Fix possible data inconsistency in native replication mode.
authorTatsuo Ishii <ishii@sraoss.co.jp>
Wed, 11 Mar 2020 04:05:43 +0000 (13:05 +0900)
committerTatsuo Ishii <ishii@sraoss.co.jp>
Wed, 11 Mar 2020 04:13:35 +0000 (13:13 +0900)
There is a long standing bug with native replication mode. As reported
in pgpool-general, it is possible to lost sync of database if slave
DB's postgres process is killed. This is due to an oversight in
read_packets_and_process().

In replication mode if slave server's postgres is killed, then local
backend status is set to down.

*(my_backend_status[i]) = CON_DOWN;

So next DDL/DML in the same session is only issued to master node (and
other slave if there are multiple slave nodes). Of course this leads
to serious data inconsistency problem because in native replication
mode all DB nodes must receive DDL/DML at the same time.
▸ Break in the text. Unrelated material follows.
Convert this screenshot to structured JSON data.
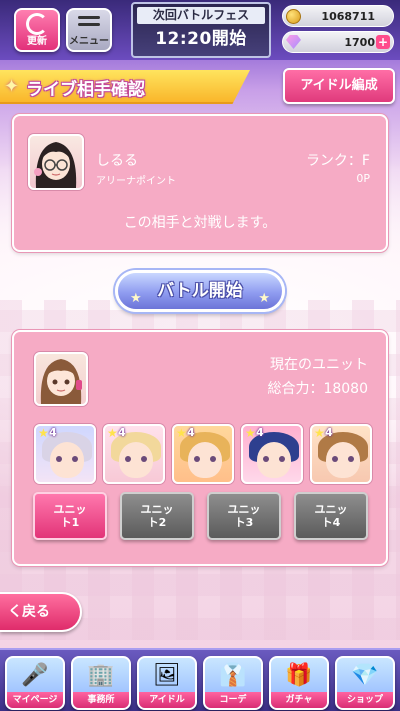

Fix is triggering failover in thiscase.

Discussions:
https://www.pgpool.net/pipermail/pgpool-general/2020-March/006954.html
https://www.pgpool.net/pipermail/pgpool-hackers/2020-March/003540.html

src/protocol/pool_process_query.c

index 867505cd7a9f2502d3fdca97a0f6054ad72bfd62..5768d1dbc6c19e8899e288a7bfde0e5282a2542c 100644 (file)
@@ -4888,6 +4888,19 @@ SELECT_RETRY:
                                                break;
                                        }
 
+                                       /*
+                                        * In native replication mode, we need to trigger failover
+                                        * to avoid data inconsistency.
+                                        */
+                                       else if (REPLICATION)
+                                       {
+                                               was_error = 1;
+                                               if (!VALID_BACKEND(i))
+                                                       break;
+                                               notice_backend_error(i, REQ_DETAIL_SWITCHOVER);
+                                               sleep(5);
+                                       }
+
                                        /*
                                         * Just set local status to down.
                                         */